El episodio está relatado por los Robertson en El Reino del Tenor . La supresión de ciertos repugnantes pormenores, atribuible más que a remilgos puritanos, al proverbial gusto inglés por la reserva y el decoro, tanto como a la distancia de los hechos narrados en mesurada prosa por los autores, no impide que su versión coincida en líneas generales con la que da El Supremo . (N. delC.)

En medio de mis reproches e insultos al inglés, se me filtró de pronto la melopea que él solía canturrear entre dientes durante las partidas de ajedrez o entre mis divagaciones sobre la estrellería, los mitos indígenas, la Guerra de las Galias o el incendio de la Biblio teca de Alejandría. There a Divinity that shapes our ends, Roughhew them how we will! Oigo la voz de Juan Parish. La Divinidad Benéfica desbastó al fin su destino de la manera querida, « how he will » en los campos de la Bajada.

Los bandoleros de Artigas saquearon La Inglesita de pies a cabeza. Incluso los kepis y uniformes de gala pedidos por los militares de la Junta. Fajas, encajes, ruanes y madapolanes, joyas y perendengues para sus mujeres.

Por el tiempo de estos sucesos, ya no existía la Junta Gubernativa ni el Consulado, que la había sustituido. La dictadura temporal se hallaba en vísperas de convertir a

El Supremo en Dictador Perpetuo. Los ex militares de la Primera Jun ta, en su mayor parte, se hallaban confinados o presos. (N. del C.)

Un tricornio, instrumentos ópticos y musicales, un telescopio, varias máquinas eléctricas, encargos que yo le había enlistado pormayorizadamente. Por supuesto, la dotación completa de armas y municiones que bajo un cargamento de carbón y trigo traía por mi orden para el ejército.

El trapo a rayas de su imperio no le sirvió para empuñar el mango ardiente de la sartén donde se tostaban las castañas.
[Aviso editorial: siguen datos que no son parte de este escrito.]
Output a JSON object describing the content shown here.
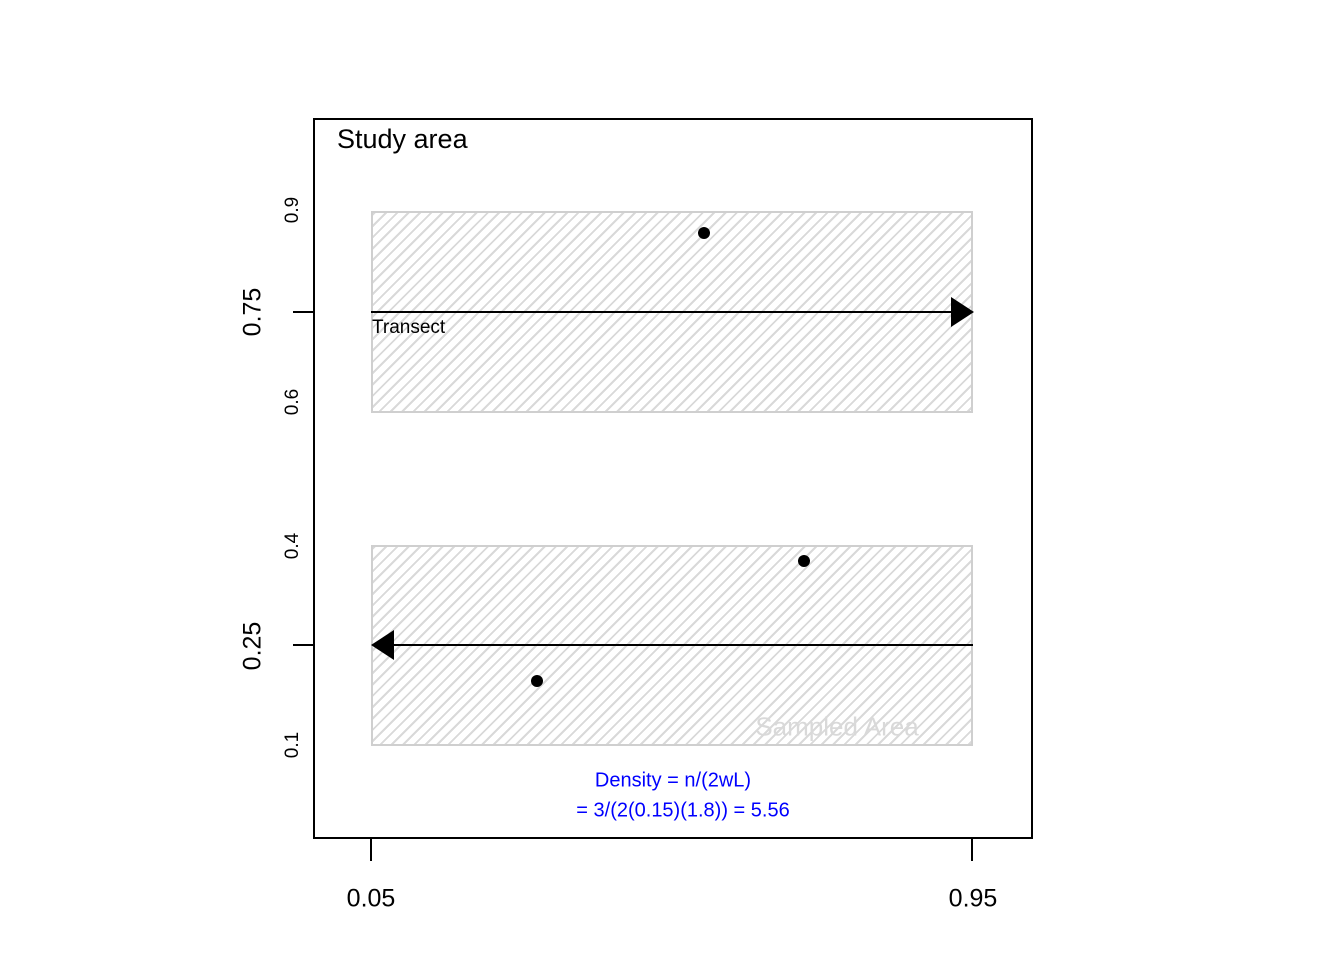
{
  "figure": {
    "title": "Study area"
  },
  "chart_data": {
    "type": "scatter",
    "title": "Study area",
    "description_elements": {
      "study_area_box": "outer rectangle framing the plot",
      "strips": "two hatched rectangles of half-width w = 0.15 around each transect line"
    },
    "x_tick_labels": [
      "0.05",
      "0.95"
    ],
    "x_tick_values": [
      0.05,
      0.95
    ],
    "y_major_tick_labels": [
      "0.75",
      "0.25"
    ],
    "y_major_tick_values": [
      0.75,
      0.25
    ],
    "y_minor_labels": [
      "0.9",
      "0.6",
      "0.4",
      "0.1"
    ],
    "y_minor_values": [
      0.9,
      0.6,
      0.4,
      0.1
    ],
    "transects": [
      {
        "y": 0.75,
        "x_start": 0.05,
        "x_end": 0.95,
        "arrow_direction": "right",
        "strip_y_range": [
          0.6,
          0.9
        ],
        "label": "Transect"
      },
      {
        "y": 0.25,
        "x_start": 0.95,
        "x_end": 0.05,
        "arrow_direction": "left",
        "strip_y_range": [
          0.1,
          0.4
        ],
        "label": null
      }
    ],
    "points": [
      {
        "x": 0.55,
        "y": 0.87
      },
      {
        "x": 0.7,
        "y": 0.37
      },
      {
        "x": 0.3,
        "y": 0.2
      }
    ],
    "n_detected": 3,
    "annotation_lines": [
      "Density = n/(2wL)",
      "= 3/(2(0.15)(1.8)) = 5.56"
    ],
    "sampled_area_watermark": "Sampled Area",
    "legend_position": "none",
    "grid": false
  },
  "labels": {
    "title": "Study area",
    "transect": "Transect",
    "sampled_area": "Sampled Area",
    "density_line1": "Density = n/(2wL)",
    "density_line2": "= 3/(2(0.15)(1.8)) = 5.56",
    "x_tick_left": "0.05",
    "x_tick_right": "0.95",
    "y_major_top": "0.75",
    "y_major_bottom": "0.25",
    "y_minor_09": "0.9",
    "y_minor_06": "0.6",
    "y_minor_04": "0.4",
    "y_minor_01": "0.1"
  },
  "colors": {
    "frame": "#000000",
    "hatch_gray": "#d9d9d9",
    "hatch_border": "#cfcfcf",
    "annotation_blue": "#0000ff",
    "watermark_gray": "#d9d9d9",
    "point": "#000000"
  }
}
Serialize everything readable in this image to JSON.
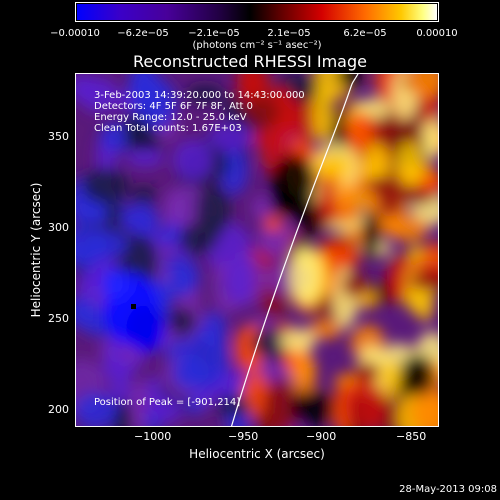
{
  "colorbar": {
    "ticks": [
      "−0.00010",
      "−6.2e−05",
      "−2.1e−05",
      "2.1e−05",
      "6.2e−05",
      "0.00010"
    ],
    "units": "(photons cm⁻² s⁻¹ asec⁻²)"
  },
  "title": "Reconstructed RHESSI Image",
  "info": {
    "time_range": "3-Feb-2003 14:39:20.000 to 14:43:00.000",
    "detectors": "Detectors: 4F 5F 6F 7F 8F, Att 0",
    "energy": "Energy Range: 12.0 - 25.0 keV",
    "clean": "Clean    Total counts: 1.67E+03",
    "peak": "Position of Peak = [-901,214]"
  },
  "axes": {
    "xlabel": "Heliocentric X (arcsec)",
    "ylabel": "Heliocentric Y (arcsec)",
    "xticks": [
      "−1000",
      "−950",
      "−900",
      "−850"
    ],
    "yticks": [
      "350",
      "300",
      "250",
      "200"
    ]
  },
  "footer": {
    "date": "28-May-2013 09:08"
  }
}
Cuando el efebo inglés despertó de su pesadilla presenció un divertido espectáculo improvisado en su honor. La banda de facinerosos artigúenos, disfrazados con los uniformes de gala, los ornamentos y paramentos eclesiásticos, travestidos con las ropas y alhajas de las mujeres, bailaban a su alrededor una zambra de enloquecidos demonios, blandiendo sables y pistolas flamantes. Apostaban a gritos quién era capaz de degollarlo de un solo tajo. También Juan Parish Robertson, en aquel instante, como el viejo del cuento de Chaucer (y como me sucedió a mí hace poco) debió de haber golpeado con los puños las puertas de la madre tierra pidiéndole que lo dejara entrar. No sé qué es lo que en ese momento debió pensar Juan Robertson. Pensamientos nada reconfortantes de seguro. Corazón herido no ama cuchillo. Aunque un inglés trata siempre de ser intemporal, ya no estaba a su lado Juana Esquivel para restañar sus heridas y adormirlo con sus cánticos de cigarra.